Written by
Father Tom Purdy
Published on
June 29, 2022
RAM1 6 29 2022

Well, my brain has stopped smoking. It may not have literally been smoking, but it felt like it. I imagined that the little apartment I was using while I was in Sewanee must have smelled like the house used to up north, when you first turn on the heat in the winter and all the dust burns off the radiators. I have not used some of those parts of my brain in a long time!  Academic reading and writing is a skill that like many, you lose when you don’t use it, and I haven’t used those skills for nearly two decades. I wasn’t the oldest, nor the most experienced in the Advanced Degrees Program these last three weeks, but I was close. 

My studies over the next five years will center around preaching. After four years of classes, I will write a dissertation that will make some novel case in terms of parish-based preaching, although I don’t yet know what that will entail. By the end of next year I should have a sense of where I’m going. We’ll see how it takes shape. For this year, I took two classes, which met for two hours a day each, Monday through Friday. My morning class was “The History of Preaching in the North Atlantic Church”, and my afternoon class was “Prophecy in the Body”.  

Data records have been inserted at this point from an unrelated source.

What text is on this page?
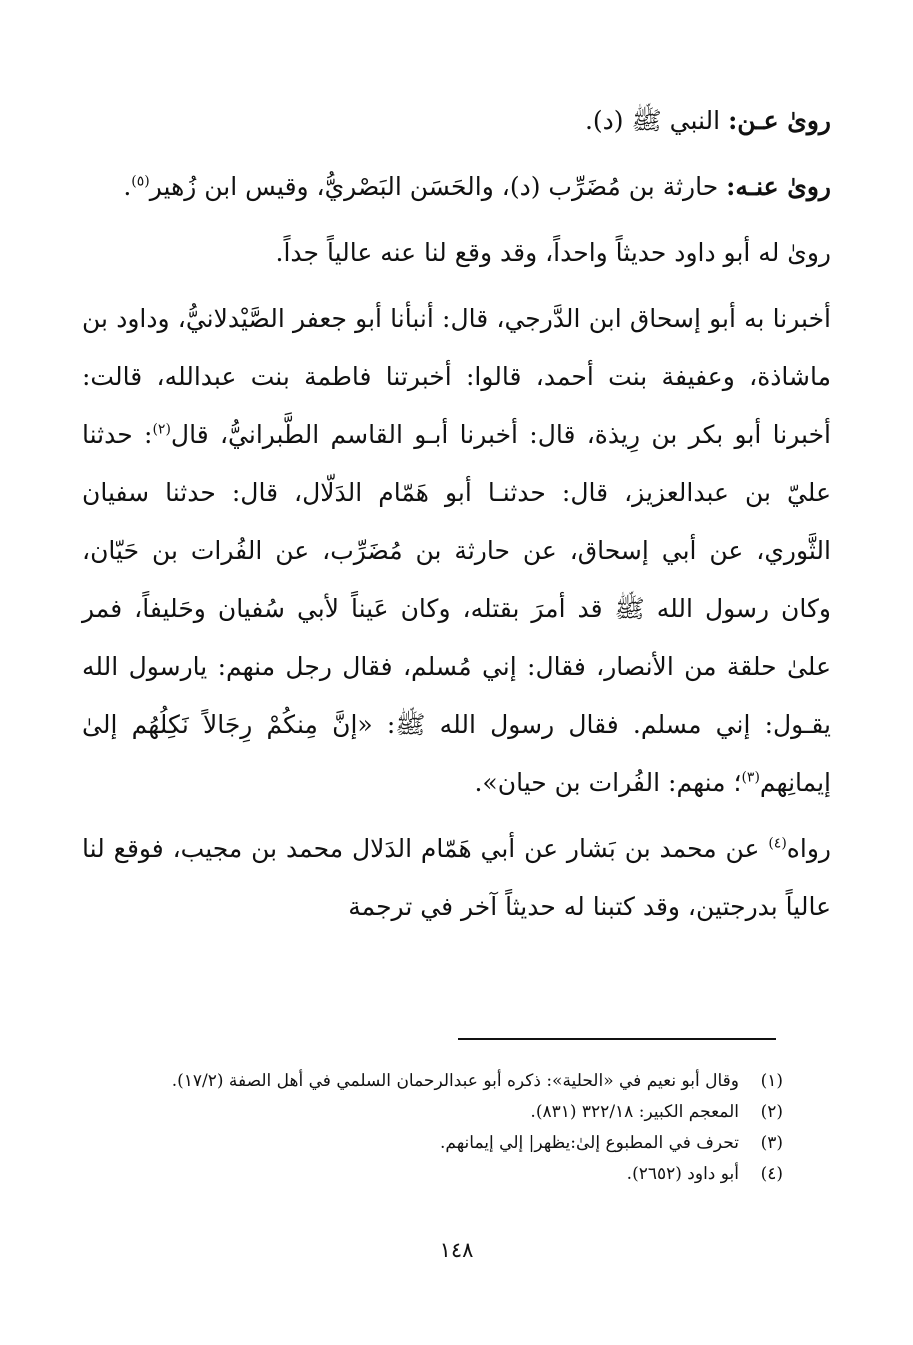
روىٰ عـن: النبي ﷺ (د).

روىٰ عنـه: حارثة بن مُضَرِّب (د)، والحَسَن البَصْريُّ، وقيس ابن زُهير$^{(٥)}$.

روىٰ له أبو داود حديثاً واحداً، وقد وقع لنا عنه عالياً جداً.

أخبرنا به أبو إسحاق ابن الدَّرجي، قال: أنبأنا أبو جعفر الصَّيْدلانيُّ، وداود بن ماشاذة، وعفيفة بنت أحمد، قالوا: أخبرتنا فاطمة بنت عبدالله، قالت: أخبرنا أبو بكر بن رِيذة، قال: أخبرنا أبـو القاسم الطَّبرانيُّ، قال$^{(٢)}$: حدثنا عليّ بن عبدالعزيز، قال: حدثنـا أبو هَمّام الدَلّال، قال: حدثنا سفيان الثَّوري، عن أبي إسحاق، عن حارثة بن مُضَرِّب، عن الفُرات بن حَيّان، وكان رسول الله ﷺ قد أمرَ بقتله، وكان عَيناً لأبي سُفيان وحَليفاً، فمر علىٰ حلقة من الأنصار، فقال: إني مُسلم، فقال رجل منهم: يارسول الله يقـول: إني مسلم. فقال رسول الله ﷺ: «إنَّ مِنكُمْ رِجَالاً نَكِلُهُم إلىٰ إيمانِهم$^{(٣)}$؛ منهم: الفُرات بن حيان».

رواه$^{(٤)}$ عن محمد بن بَشار عن أبي هَمّام الدَلال محمد بن مجيب، فوقع لنا عالياً بدرجتين، وقد كتبنا له حديثاً آخر في ترجمة

(١)
وقال أبو نعيم في «الحلية»: ذكره أبو عبدالرحمان السلمي في أهل الصفة (١٧/٢).
(٢)
المعجم الكبير: ٣٢٢/١٨ (٨٣١).
(٣)
تحرف في المطبوع إلىٰ:يظهر| إلي إيمانهم.
(٤)
أبو داود (٢٦٥٢).
١٤٨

The history course was a sprint through Christian preaching in the western tradition, noting key preachers and those who taught homiletics and shaped the artform over the centuries. The earliest major influences were the rhetoricians of the ancient world, whose theories still influence preachers to this day. We made it all the way to the present day, with hundreds of pages of reading along the way, reading about preachers, and samples of what they preached.  It was interesting to realize that three such preachers (at least) have preached here at Christ Church: John and Charles Wesley, as well as George Whitefield. I intentionally channeled a little of John Wesley on Sunday for the sermon I was tasked to write during my class. Also, if any of you think my sermons are long…

RAM2 6 29 2022

“Prophecy in the Body” was not specifically a preaching class, yet it had a lot of direct application in preaching. We studied the role of the human body in Hebrew Testament prophetic writings. When I first started the class, I couldn’t figure out how it could be a standalone class, (let alone a book, which the professor is currently finishing for Oxford University Press), but as we got into it, I realized just how little I’ve paid attention to the references involving body, movement, immobility of the body, eating, affect, and so many other ways that prophets embodied their work. I also realized how naturally we divide spirit from body, and often dismiss the body’s role in everyday experiences, let alone in ministry and preaching.

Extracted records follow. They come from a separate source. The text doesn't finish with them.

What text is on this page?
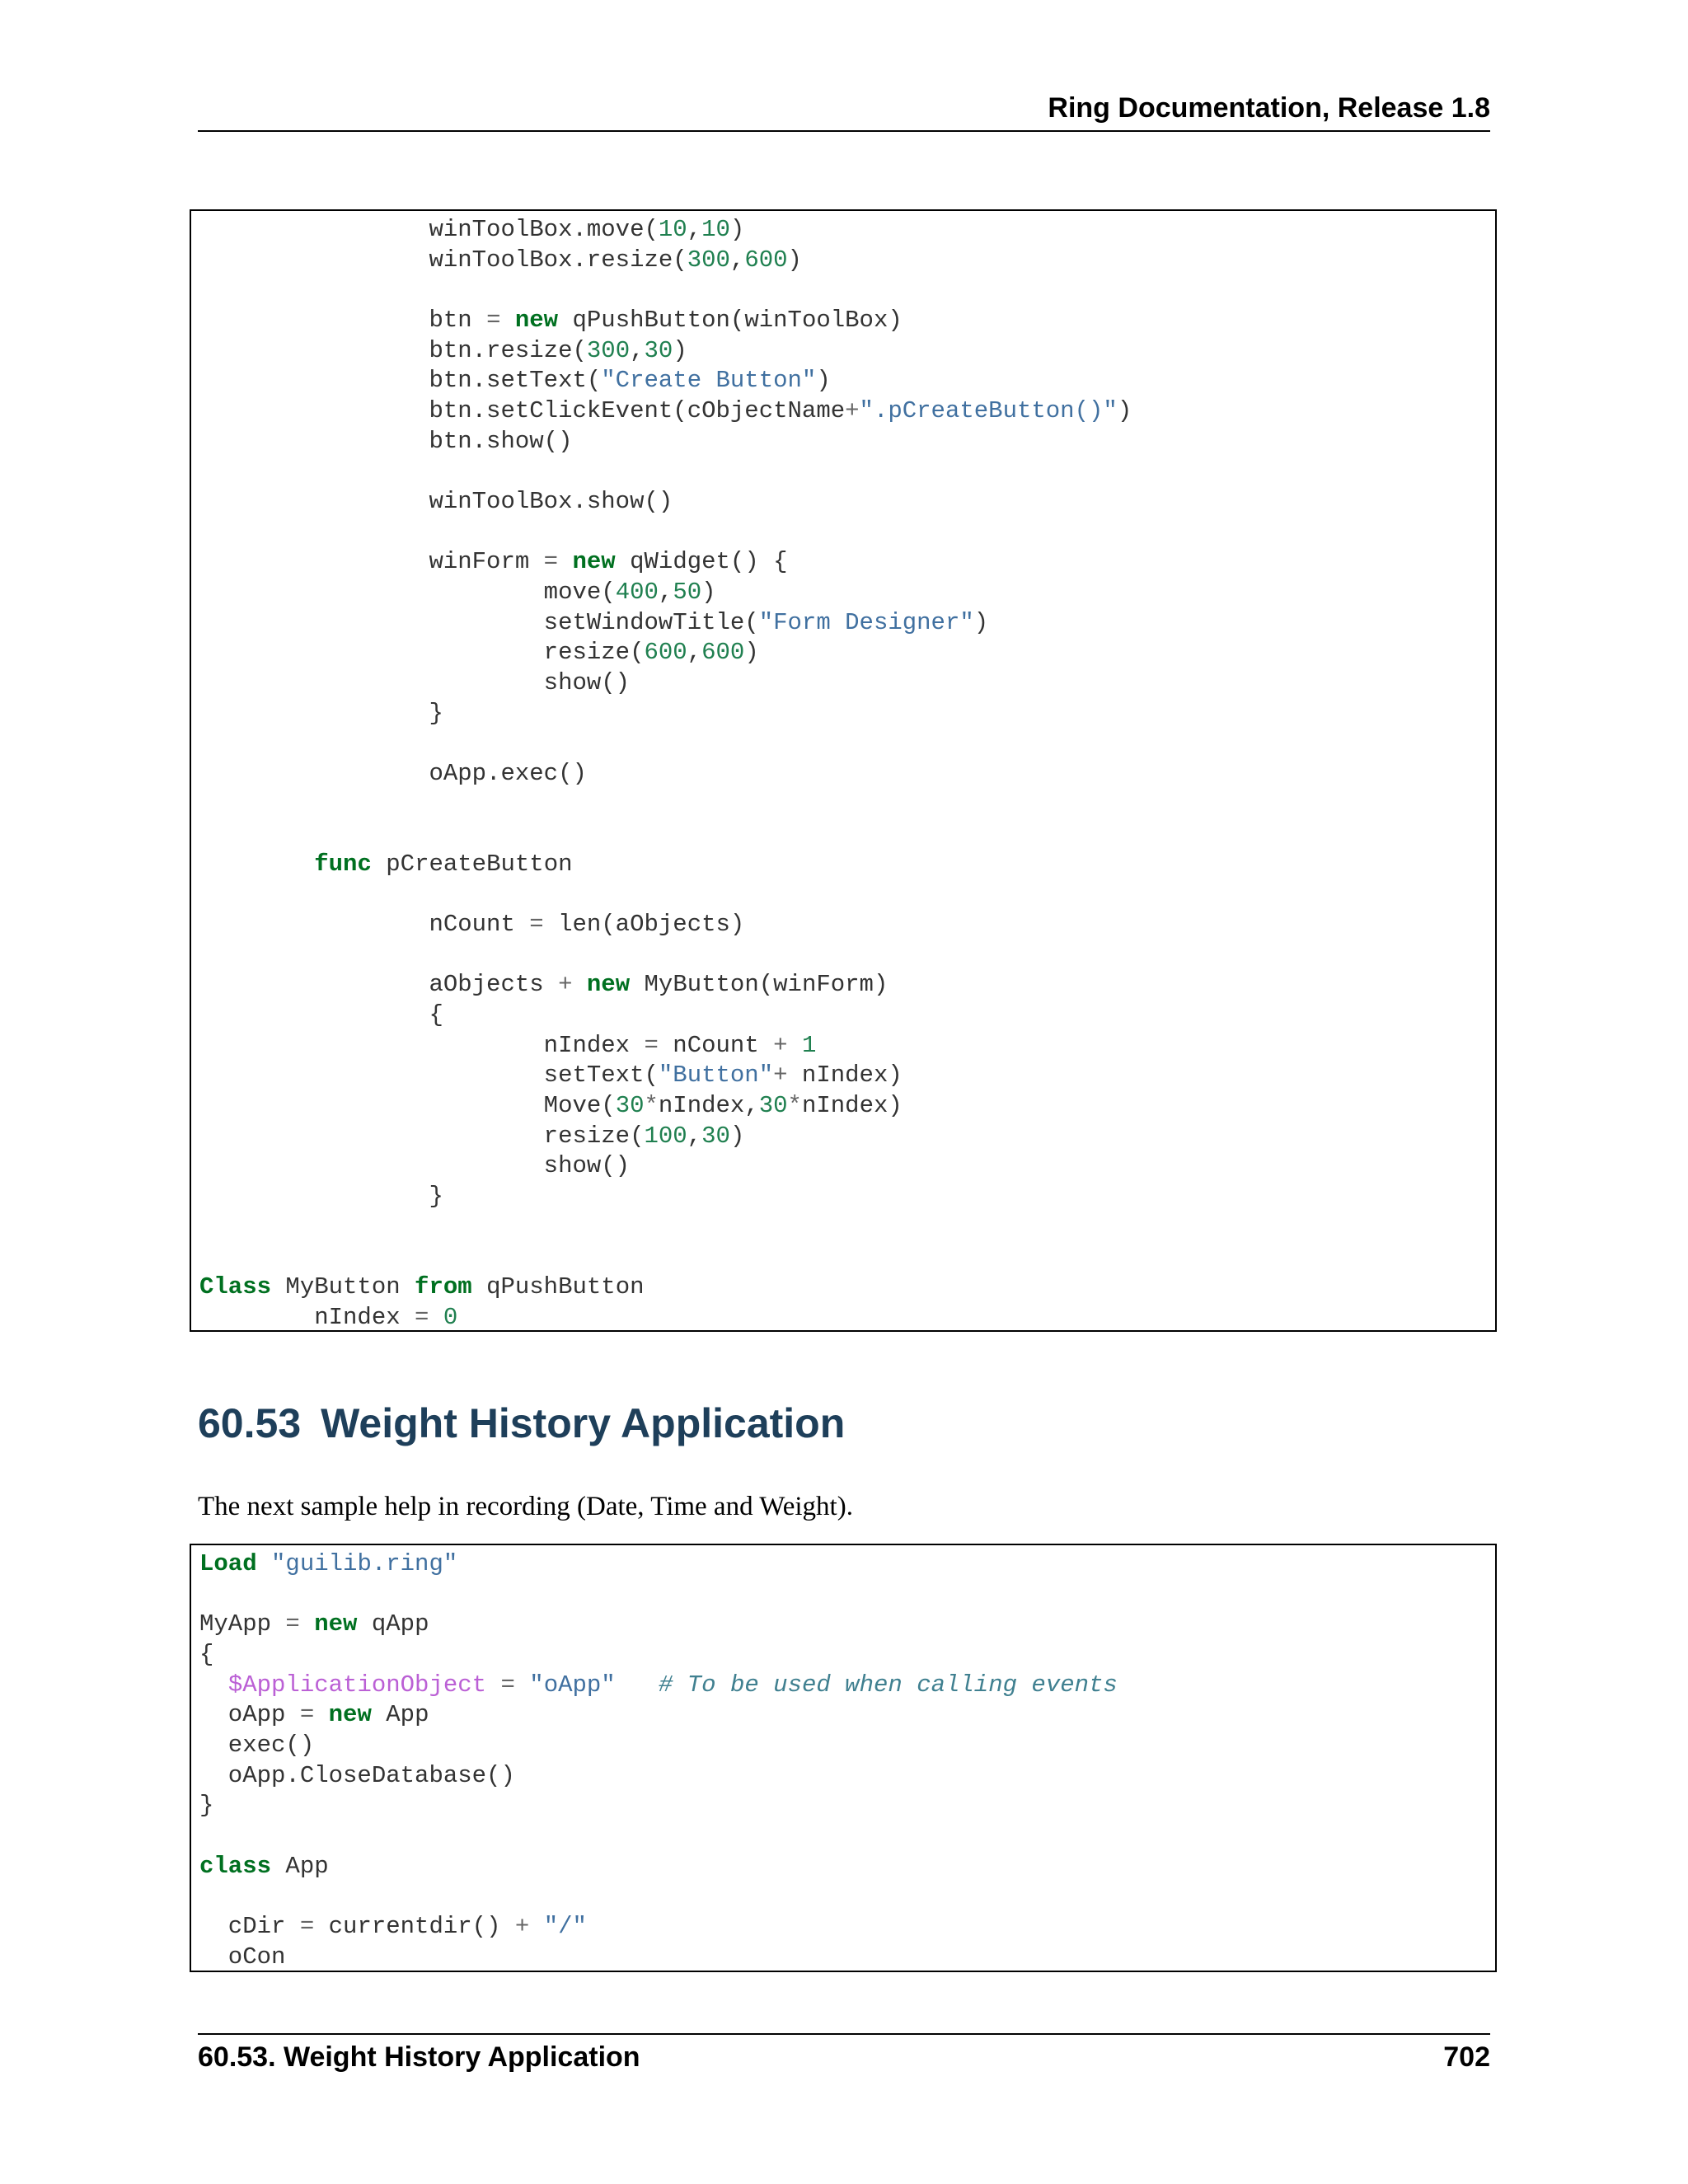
Ring Documentation, Release 1.8
winToolBox.move(10,10)
winToolBox.resize(300,600)

btn = new qPushButton(winToolBox)
btn.resize(300,30)
btn.setText("Create Button")
btn.setClickEvent(cObjectName+".pCreateButton()")
btn.show()

winToolBox.show()

winForm = new qWidget() {
move(400,50)
setWindowTitle("Form Designer")
resize(600,600)
show()
}

oApp.exec()

func pCreateButton

nCount = len(aObjects)

aObjects + new MyButton(winForm)
{
nIndex = nCount + 1
setText("Button"+ nIndex)
Move(30*nIndex,30*nIndex)
resize(100,30)
show()
}

Class MyButton from qPushButton
nIndex = 0
60.53 Weight History Application
The next sample help in recording (Date, Time and Weight).
Load "guilib.ring"

MyApp = new qApp
{
$ApplicationObject = "oApp" # To be used when calling events
oApp = new App
exec()
oApp.CloseDatabase()
}

class App

cDir = currentdir() + "/"
oCon
60.53. Weight History Application	702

People keep asking if I had fun at Sewanee, and to be honest, fun isn’t the right word. It was a lot of work; I averaged ten hours a day of classes, reading, and writing, including the two weekends I was away. I enjoyed the process, and look forward to future classes, yet I’m also glad it was only three weeks and that I’m now back at home and back in the parish in the “real world.” The time has certainly been invigorating, as it stimulated ideas and connections that wouldn’t normally have been possible. That is ultimately why I decided I wanted to pursue this degree. I don’t need another degree, per se, but I need the rigor of pushing myself to study in ways I tend not to get around to during normal everyday life.  

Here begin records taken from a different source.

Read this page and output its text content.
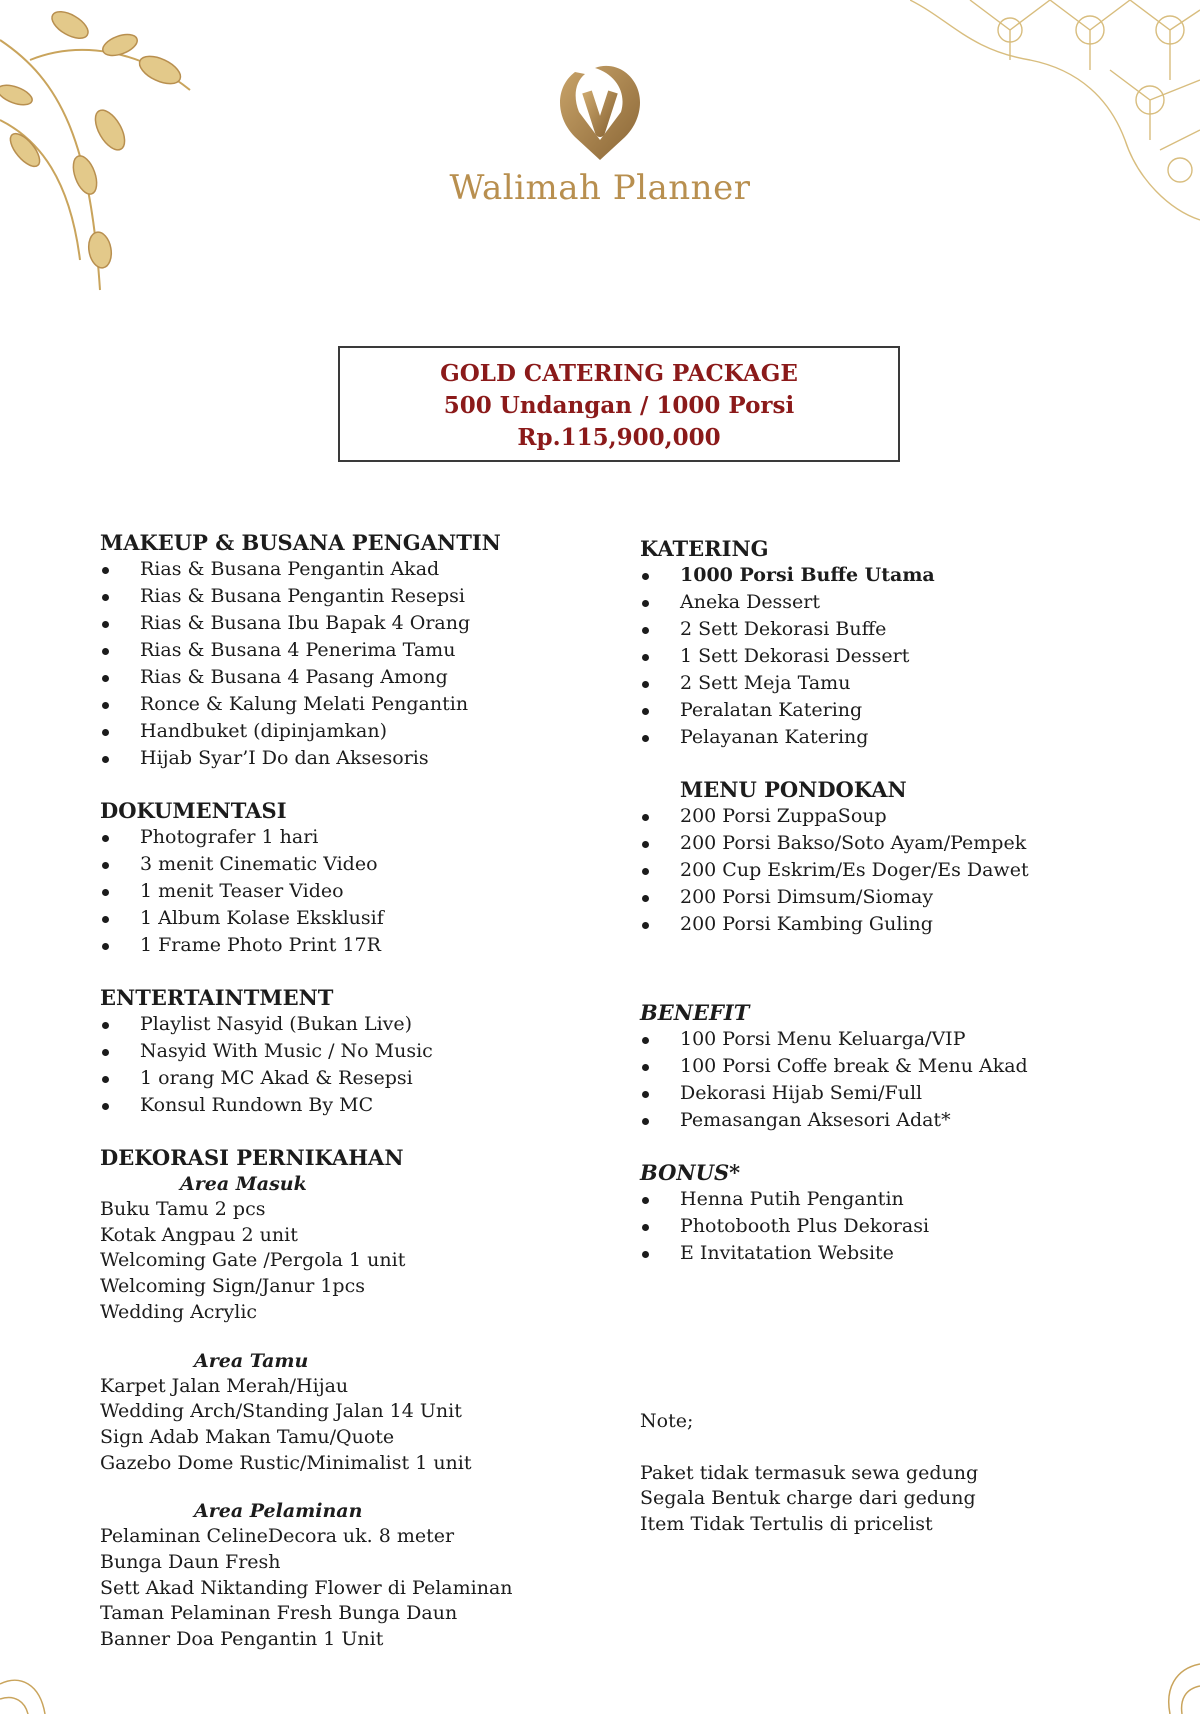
Walimah Planner
GOLD CATERING PACKAGE
500 Undangan / 1000 Porsi
Rp.115,900,000

MAKEUP & BUSANA PENGANTIN

Rias & Busana Pengantin Akad
Rias & Busana Pengantin Resepsi
Rias & Busana Ibu Bapak 4 Orang
Rias & Busana 4 Penerima Tamu
Rias & Busana 4 Pasang Among
Ronce & Kalung Melati Pengantin
Handbuket (dipinjamkan)
Hijab Syar’I Do dan Aksesoris

DOKUMENTASI

Photografer 1 hari
3 menit Cinematic Video
1 menit Teaser Video
1 Album Kolase Eksklusif
1 Frame Photo Print 17R

ENTERTAINTMENT

Playlist Nasyid (Bukan Live)
Nasyid With Music / No Music
1 orang MC Akad & Resepsi
Konsul Rundown By MC

DEKORASI PERNIKAHAN

Area Masuk

Buku Tamu 2 pcs

Kotak Angpau 2 unit

Welcoming Gate /Pergola 1 unit

Welcoming Sign/Janur 1pcs

Wedding Acrylic

Area Tamu

Karpet Jalan Merah/Hijau

Wedding Arch/Standing Jalan 14 Unit

Sign Adab Makan Tamu/Quote

Gazebo Dome Rustic/Minimalist 1 unit

Area Pelaminan

Pelaminan CelineDecora uk. 8 meter

Bunga Daun Fresh

Sett Akad Niktanding Flower di Pelaminan

Taman Pelaminan Fresh Bunga Daun

Banner Doa Pengantin 1 Unit

KATERING

1000 Porsi Buffe Utama
Aneka Dessert
2 Sett Dekorasi Buffe
1 Sett Dekorasi Dessert
2 Sett Meja Tamu
Peralatan Katering
Pelayanan Katering

MENU PONDOKAN

200 Porsi ZuppaSoup
200 Porsi Bakso/Soto Ayam/Pempek
200 Cup Eskrim/Es Doger/Es Dawet
200 Porsi Dimsum/Siomay
200 Porsi Kambing Guling

BENEFIT

100 Porsi Menu Keluarga/VIP
100 Porsi Coffe break & Menu Akad
Dekorasi Hijab Semi/Full
Pemasangan Aksesori Adat*

BONUS*

Henna Putih Pengantin
Photobooth Plus Dekorasi
E Invitatation Website

Note;

Paket tidak termasuk sewa gedung

Segala Bentuk charge dari gedung

Item Tidak Tertulis di pricelist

I know many of you partake of lecture series or guest speakers when they are offered. Some of you have taken or are taking advanced classes of your own, or do the audio/video courses available from several vendors. I’ll say that if you want to study something, study it. It’s good to be stretched and pushed from time to time, to get out of our comfort zones, and to test what we think we know about ourselves and the world. Our Lord was a teacher, and his disciples were students. We are all still students today!

Tom+

Almighty and eternal God, so draw our hearts to thee, so guide our minds, so fill our imaginations, so control our wills, that we may be wholly thine, utterly dedicated unto thee; and then use us, we pray thee, as thou wilt, and always to thy glory and the welfare of thy people; through our Lord and Savior Jesus Christ. Amen.